C. Obsession over a fictitious defect in physical appearance
Option c describes a condition called body dysmorphic disorder (BDD), which is a type of obsessive- compulsive disorder characterized by an excessive preoccupation with a perceived physical flaw. BDD is not typically associated with GAD.
D. Prior physical health followed by the need for two surgeries within the last three months
Option d does not describe a typical finding associated with GAD. While physical health issues can contribute to anxiety, the need for surgeries within the last three months is not necessarily indicative of GAD. Therefore, the correct option is b. Constant worry about the undiagnosed presence of an illness for more than 6 months. People with GAD often worry about their health and the possibility of having an undiagnosed illness, even when there is no evidence of a problem. This worry may persist for six months or more and can interfere with daily life.
Full Explanation
Generalized anxiety disorder (GAD) is a type of anxiety disorder characterized by excessive and persistent worry about a variety of different things, including health, work, relationships, and everyday situations. People with GAD may experience physical symptoms, such as fatigue, muscle tension, and restlessness.

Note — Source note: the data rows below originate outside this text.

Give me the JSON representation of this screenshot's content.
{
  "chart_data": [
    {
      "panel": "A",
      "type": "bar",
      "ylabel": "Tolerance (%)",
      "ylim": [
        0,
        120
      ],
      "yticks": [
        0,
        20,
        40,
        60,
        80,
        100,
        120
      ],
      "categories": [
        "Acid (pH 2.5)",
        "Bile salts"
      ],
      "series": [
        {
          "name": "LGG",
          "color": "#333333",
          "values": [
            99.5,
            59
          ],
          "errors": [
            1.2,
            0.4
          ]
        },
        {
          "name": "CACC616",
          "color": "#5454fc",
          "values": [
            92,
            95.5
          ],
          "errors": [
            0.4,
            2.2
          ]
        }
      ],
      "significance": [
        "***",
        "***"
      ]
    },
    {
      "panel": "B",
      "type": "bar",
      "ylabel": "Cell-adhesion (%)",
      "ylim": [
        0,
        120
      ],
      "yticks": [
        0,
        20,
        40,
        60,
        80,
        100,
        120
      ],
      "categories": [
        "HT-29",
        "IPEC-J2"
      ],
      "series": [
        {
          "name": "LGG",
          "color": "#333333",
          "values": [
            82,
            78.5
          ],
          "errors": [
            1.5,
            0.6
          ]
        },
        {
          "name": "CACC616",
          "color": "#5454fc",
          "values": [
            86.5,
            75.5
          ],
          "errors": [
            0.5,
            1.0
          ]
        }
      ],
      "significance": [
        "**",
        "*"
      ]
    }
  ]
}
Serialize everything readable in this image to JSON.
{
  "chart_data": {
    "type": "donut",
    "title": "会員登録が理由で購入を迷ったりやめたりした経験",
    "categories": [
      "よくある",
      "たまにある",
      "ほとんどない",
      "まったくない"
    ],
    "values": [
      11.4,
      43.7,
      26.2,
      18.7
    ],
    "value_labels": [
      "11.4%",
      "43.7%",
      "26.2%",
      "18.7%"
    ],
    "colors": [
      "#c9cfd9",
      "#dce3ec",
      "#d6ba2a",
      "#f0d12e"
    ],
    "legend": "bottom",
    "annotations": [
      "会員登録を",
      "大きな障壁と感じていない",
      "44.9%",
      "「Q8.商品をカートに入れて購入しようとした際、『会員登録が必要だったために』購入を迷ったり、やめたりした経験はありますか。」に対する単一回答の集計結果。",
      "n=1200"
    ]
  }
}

Option a is not a typical finding associated with GAD. Sudden unexplained loss of vision may be a symptom
of a neurological or ophthalmologic condition, but not specifically related to GAD.
Option c describes a condition called body dysmorphic disorder (BDD), which is a type of obsessive- compulsive disorder characterized by an excessive preoccupation with a perceived physical flaw. BDD is not typically associated with GAD.
Option d does not describe a typical finding associated with GAD. While physical health issues can contribute to anxiety, the need for surgeries within the last three months is not necessarily indicative of GAD.
Therefore, the correct option is b. Constant worry about the undiagnosed presence of an illness for more than 6 months. People with GAD often worry about their health and the possibility of having an undiagnosed illness, even when there is no evidence of a problem. This worry may persist for six months or more and can interfere with daily life.